Professor Rose is the author of more than 300 books, articles, book chapters and columns. He is best known for his internationally syndicated column, "Gambling and the Law®," and his landmark 1986 book by the same name. His most recent book is a collection of columns and analysis, coauthored with Bob Loeb, on Blackjack and the Law.
Professor Rose is currently working on two books, which will be published in 2003. He is coauthoring the first casebook on gaming law, Gaming Law: Cases and Materials, for Matthew Bender, and, for Mary Ann Liebert Publishers, Internet Gambling and the Law. He is also preparing the first treatise on gaming law: I. Nelson Rose on Gambling and the Law.

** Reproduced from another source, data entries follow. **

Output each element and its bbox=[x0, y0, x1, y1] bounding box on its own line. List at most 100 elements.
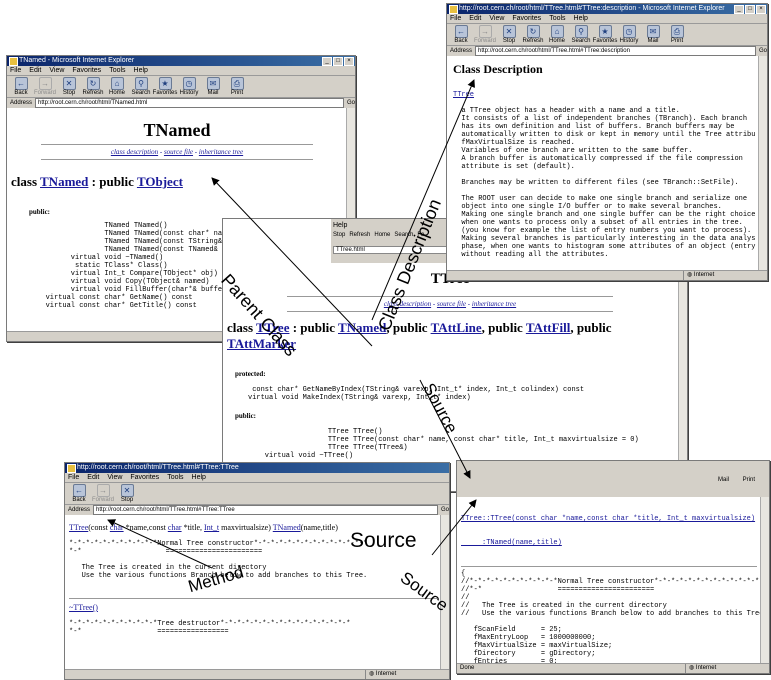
menu-file[interactable]: File bbox=[10, 66, 21, 75]
tnamed-class-link[interactable]: TNamed bbox=[40, 174, 88, 189]
inheritance-tree-link[interactable]: inheritance tree bbox=[472, 300, 516, 308]
back-button[interactable]: ← Back bbox=[450, 25, 472, 44]
go-button[interactable]: Go bbox=[759, 46, 767, 56]
maximize-icon[interactable]: □ bbox=[333, 57, 343, 66]
menu-view[interactable]: View bbox=[489, 14, 504, 23]
go-button[interactable]: Go bbox=[441, 505, 449, 515]
ttree-partial-toolbar: Stop Refresh Home Search Fa bbox=[333, 232, 425, 238]
minimize-icon[interactable]: _ bbox=[322, 57, 332, 66]
ttree-partial-url[interactable]: TTree.html bbox=[333, 246, 449, 254]
menu-edit[interactable]: Edit bbox=[29, 66, 41, 75]
inheritance-tree-link[interactable]: inheritance tree bbox=[199, 148, 243, 156]
menu-tools[interactable]: Tools bbox=[549, 14, 565, 23]
description-titlebar[interactable]: http://root.cern.ch/root/html/TTree.html… bbox=[447, 4, 767, 14]
class-description-link[interactable]: class description bbox=[111, 148, 158, 156]
tnamed-titlebar[interactable]: TNamed - Microsoft Internet Explorer _ □ × bbox=[7, 56, 355, 66]
ttree-partial-chrome: Help Stop Refresh Home Search Fa TTree.html bbox=[331, 219, 451, 263]
minimize-icon[interactable]: _ bbox=[734, 5, 744, 14]
close-icon[interactable]: × bbox=[756, 5, 766, 14]
address-field[interactable]: http://root.cern.ch/root/html/TTree.html… bbox=[93, 505, 438, 515]
ttree-help-menu[interactable]: Help bbox=[331, 219, 451, 232]
menu-edit[interactable]: Edit bbox=[469, 14, 481, 23]
home-icon: ⌂ bbox=[110, 77, 124, 90]
favorites-button[interactable]: ★ Favorites bbox=[153, 77, 177, 96]
search-button[interactable]: ⚲ Search bbox=[570, 25, 592, 44]
tattmarker-base-link[interactable]: TAttMarker bbox=[227, 336, 296, 351]
print-icon: ⎙ bbox=[230, 77, 244, 90]
description-line: fMaxVirtualSize is reached. bbox=[453, 139, 575, 147]
code-line: fDirectory = gDirectory; bbox=[461, 650, 596, 658]
back-button[interactable]: ← Back bbox=[10, 77, 32, 96]
ttree-method-link[interactable]: TTree bbox=[69, 523, 88, 532]
home-button[interactable]: ⌂ Home bbox=[546, 25, 568, 44]
tattline-base-link[interactable]: TAttLine bbox=[431, 320, 482, 335]
print-button[interactable]: ⎙ Print bbox=[226, 77, 248, 96]
menu-favorites[interactable]: Favorites bbox=[130, 473, 159, 482]
address-field[interactable]: http://root.cern.ch/root/html/TNamed.htm… bbox=[35, 98, 344, 108]
class-description-link[interactable]: class description bbox=[384, 300, 431, 308]
search-button[interactable]: ⚲ Search bbox=[130, 77, 152, 96]
go-button[interactable]: Go bbox=[347, 98, 355, 108]
stop-icon: ✕ bbox=[120, 484, 134, 497]
forward-button[interactable]: → Forward bbox=[474, 25, 496, 44]
tnamed-ctor-link[interactable]: TNamed bbox=[273, 523, 301, 532]
history-button[interactable]: ◷ History bbox=[618, 25, 640, 44]
description-line: when one wants to process only a subset … bbox=[453, 219, 743, 227]
maximize-icon[interactable]: □ bbox=[745, 5, 755, 14]
mail-button[interactable]: ✉ Mail bbox=[642, 25, 664, 44]
tattfill-base-link[interactable]: TAttFill bbox=[526, 320, 571, 335]
ttree-link[interactable]: TTree bbox=[453, 91, 753, 99]
refresh-button[interactable]: ↻ Refresh bbox=[522, 25, 544, 44]
menu-favorites[interactable]: Favorites bbox=[72, 66, 101, 75]
forward-button[interactable]: → Forward bbox=[92, 484, 114, 503]
method-titlebar[interactable]: http://root.cern.ch/root/html/TTree.html… bbox=[65, 463, 449, 473]
menu-file[interactable]: File bbox=[450, 14, 461, 23]
refresh-button[interactable]: ↻ Refresh bbox=[82, 77, 104, 96]
destructor-link[interactable]: ~TTree() bbox=[69, 603, 437, 612]
stop-button[interactable]: ✕ Stop bbox=[498, 25, 520, 44]
description-line: object into one single I/O buffer or to … bbox=[453, 203, 722, 211]
tobject-class-link[interactable]: TObject bbox=[137, 174, 183, 189]
method-menubar: File Edit View Favorites Tools Help bbox=[65, 473, 449, 483]
mail-icon: ✉ bbox=[206, 77, 220, 90]
int-type-link[interactable]: Int_t bbox=[204, 523, 219, 532]
member-row: TTree TTree() bbox=[227, 428, 383, 436]
favorites-button[interactable]: ★ Favorites bbox=[593, 25, 617, 44]
menu-help[interactable]: Help bbox=[192, 473, 206, 482]
source-file-link[interactable]: source file bbox=[164, 148, 193, 156]
home-button[interactable]: ⌂ Home bbox=[106, 77, 128, 96]
tnamed-base-link[interactable]: TNamed bbox=[338, 320, 386, 335]
method-scrollbar[interactable] bbox=[440, 515, 449, 669]
menu-tools[interactable]: Tools bbox=[109, 66, 125, 75]
menu-view[interactable]: View bbox=[49, 66, 64, 75]
menu-edit[interactable]: Edit bbox=[87, 473, 99, 482]
address-field[interactable]: http://root.cern.ch/root/html/TTree.html… bbox=[475, 46, 756, 56]
back-button[interactable]: ← Back bbox=[68, 484, 90, 503]
description-menubar: File Edit View Favorites Tools Help bbox=[447, 14, 767, 24]
menu-help[interactable]: Help bbox=[134, 66, 148, 75]
ttree-scrollbar[interactable] bbox=[678, 263, 687, 491]
description-scrollbar[interactable] bbox=[758, 56, 767, 270]
code-line: fMaxVirtualSize = maxVirtualSize; bbox=[461, 642, 613, 650]
char-type-link[interactable]: char bbox=[168, 523, 182, 532]
ttree-class-link[interactable]: TTree bbox=[256, 320, 289, 335]
forward-button[interactable]: → Forward bbox=[34, 77, 56, 96]
menu-tools[interactable]: Tools bbox=[167, 473, 183, 482]
menu-view[interactable]: View bbox=[107, 473, 122, 482]
char-type-link[interactable]: char bbox=[110, 523, 124, 532]
mail-button[interactable]: Mail bbox=[718, 477, 729, 483]
stop-button[interactable]: ✕ Stop bbox=[58, 77, 80, 96]
mail-button[interactable]: ✉ Mail bbox=[202, 77, 224, 96]
source-scrollbar[interactable] bbox=[760, 497, 769, 663]
history-button[interactable]: ◷ History bbox=[178, 77, 200, 96]
source-file-link[interactable]: source file bbox=[437, 300, 466, 308]
back-arrow-icon: ← bbox=[14, 77, 28, 90]
menu-file[interactable]: File bbox=[68, 473, 79, 482]
close-icon[interactable]: × bbox=[344, 57, 354, 66]
print-button[interactable]: ⎙ Print bbox=[666, 25, 688, 44]
menu-favorites[interactable]: Favorites bbox=[512, 14, 541, 23]
stop-button[interactable]: ✕ Stop bbox=[116, 484, 138, 503]
menu-help[interactable]: Help bbox=[574, 14, 588, 23]
print-button[interactable]: Print bbox=[743, 477, 755, 483]
method-signature: TTree(const char *name,const char *title… bbox=[69, 523, 338, 532]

A consultant to governments and industry, Professor Rose has testified as an expert witness in administrative, civil and criminal cases in the U.S., Australia and New Zealand, and has acted as a consultant to major law firms, international corporations, licensed casinos, players, Indian tribes, and local, state and national governments, including Arizona, California, Florida, Illinois, Michigan, New Jersey, Texas and the federal governments of Canada and the United States.
With the rising interest in gambling throughout the world, Professor Rose has spoken before such diverse groups as the F.B.I., National Conference of State Legislatures, Congress of State Lotteries of Europe, United States Conference of Mayors, and the National Academy of Sciences. He has presented scholarly papers on gambling in Nevada, New Jersey, Puerto Rico, England, Australia, Antigua, Portugal, Italy, Argentina and the Czech Republic.